A joy lights her heart
That no lover can conceal or suppress
So he will thus make himself happy
When he kisses the mouth of his love.

Look, Baudoin, I won’t lie to you,
Whoever wants first to kiss his woman
On the mouth does not love from the heart—
For that is how you’d kiss a shepherd’s daughter.
I think it better to kiss her feet and thank her
Than to do something so outrageous.
You have to believe your lady is wise,
And good sense tells us that humility
Will help to make you better loved.

But sir, I’ve heard many times that
Humility helps the lover along,
But when the lover—through humility—
Is enough advanced that she gives him his reward,
And he has what he loves and holds dear,
Then I’d say he’d be foolish
Not to pay his homage on her mouth,
For I have also heard, and you know well,
To bypass the mouth for the feet is a bit precious.

Baudoin, look, I’m not saying
That one should neglect the mouth for the feet,
Only that I want to kiss her feet right away
And then, when I’m ready, I’ll kiss her mouth
And her beautiful body, which should never be in the dark,
And her beautiful eyes and face
And her blond head, next to which spun gold is nothing.
But you are brash and mix everything up;
It’s pretty clear you know little of love.

Sir, you’d have to be both cowardly and lax
Having been allowed to kiss and enjoy
The sweet solace of a long, plump body
To remain nonchalant near the mouth’s sweetness
In order to kiss the feet; it makes no sense.
God only wants us to do whatever
One must to win a lady’s grace,
And it is a thousand times better to savor
Her mouth than her feet!

Baudoin, whoever keeps up the chase until he gets
What he wants, errs if he does not fall at her feet;
I say he’s a devil who does not.

Sir, a man who is bound up in love can’t help but forget
Given the room to realize all that he wishes
All about the feet in favor of the mouth.

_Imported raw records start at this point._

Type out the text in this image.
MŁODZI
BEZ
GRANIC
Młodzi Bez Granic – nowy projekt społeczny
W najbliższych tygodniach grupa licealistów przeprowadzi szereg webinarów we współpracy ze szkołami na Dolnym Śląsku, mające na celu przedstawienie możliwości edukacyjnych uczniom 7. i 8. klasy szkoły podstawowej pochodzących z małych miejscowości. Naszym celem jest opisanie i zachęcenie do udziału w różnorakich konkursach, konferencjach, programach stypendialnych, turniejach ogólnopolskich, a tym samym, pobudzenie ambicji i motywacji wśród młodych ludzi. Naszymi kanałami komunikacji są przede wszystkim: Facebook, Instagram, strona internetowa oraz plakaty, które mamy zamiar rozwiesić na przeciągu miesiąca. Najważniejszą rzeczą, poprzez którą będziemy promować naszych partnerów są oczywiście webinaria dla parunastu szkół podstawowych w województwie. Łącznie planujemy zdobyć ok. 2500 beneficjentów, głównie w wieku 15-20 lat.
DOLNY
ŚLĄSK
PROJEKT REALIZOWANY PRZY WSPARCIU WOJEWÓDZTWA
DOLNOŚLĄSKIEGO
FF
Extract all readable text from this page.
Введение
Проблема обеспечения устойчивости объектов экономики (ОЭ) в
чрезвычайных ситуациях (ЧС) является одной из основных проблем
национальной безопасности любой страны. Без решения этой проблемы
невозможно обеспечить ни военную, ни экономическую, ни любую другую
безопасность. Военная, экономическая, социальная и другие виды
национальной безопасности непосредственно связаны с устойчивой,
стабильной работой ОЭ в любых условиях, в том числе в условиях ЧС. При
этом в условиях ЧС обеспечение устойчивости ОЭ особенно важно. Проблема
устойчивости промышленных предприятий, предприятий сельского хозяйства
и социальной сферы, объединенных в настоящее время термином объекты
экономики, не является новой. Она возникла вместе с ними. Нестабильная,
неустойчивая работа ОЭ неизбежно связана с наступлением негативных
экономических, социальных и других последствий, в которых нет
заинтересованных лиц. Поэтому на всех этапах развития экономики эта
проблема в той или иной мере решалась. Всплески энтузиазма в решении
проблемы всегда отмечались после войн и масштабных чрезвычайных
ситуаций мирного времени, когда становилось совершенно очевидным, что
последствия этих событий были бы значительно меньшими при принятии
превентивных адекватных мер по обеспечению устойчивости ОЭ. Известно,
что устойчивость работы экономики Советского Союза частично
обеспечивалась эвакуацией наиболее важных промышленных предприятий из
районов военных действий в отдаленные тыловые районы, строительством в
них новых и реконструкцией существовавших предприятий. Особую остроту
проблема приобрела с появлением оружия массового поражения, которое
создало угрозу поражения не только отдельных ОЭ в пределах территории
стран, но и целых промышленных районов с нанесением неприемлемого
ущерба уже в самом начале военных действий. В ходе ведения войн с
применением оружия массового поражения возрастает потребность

—translated by Jack Murnighan

from
“The Rape of Lucrece”

 

WILLIAM SHAKESPEARE

The most explicit sex in the writings of Shakespeare takes place in his most conventionally moralizing work: “The Rape of Lucrece.” This is hardly surprising. To be didactic, literature relies on the seductiveness of evil: first it needs to entice readers in order then to be able to scold them for their impurity. Milton’s
Paradise Lost
is the crowning achievement of this technique: Generations of readers were sold on the allure of Satan, but the perspicacious realized later that they’d fallen for a siren song. Like Eve, you’re supposed to resist the viper; if you are unable, then you open yourself up to moral coaching.

The story of “The Rape of Lucrece” works in a similar fashion. Told and retold by Livy, Ovid, Chaucer, and Shakespeare, it is a classic Trojan horse, wrapping sex appeal in a cloak of moral propriety and political history. Ostensibly recounting the central events that caused the Romans to banish the Tarquin kings and elect public consuls, “The Rape of Lucrece” clearly remained popular more for its sexual narrative than its historical one. (A similar situation took place with the movie
The
Accused,
where droves of cretins went to the cinema just to see Jodie Foster get raped.)

I say this as if I was immune to the poem’s power, but the sad truth is that it’s hard not to get aroused by the representation of rape. One doesn’t need to believe in the Freudian id or the Jungian shadow to know that we all have a dark side, and violence often creeps up in our fantasies no matter how far it is from our daily lives.

Which leads to a difficult question: does literature encourage rape by portraying it in a titillating way, or does the fact that the representations are fictional allow one’s violent impulses a safe and victimless outlet? I’ve found myself persuaded by both sides of this debate, and I think it’s very hard to say. It is true that over time my sexual fantasies have gotten more involved and elaborate—as has my waking sex life—but this doesn’t seem to have brought me closer to trying to merge the most extreme discrepancies between the two. I hope the same is true for other men, though I fear it is not always so.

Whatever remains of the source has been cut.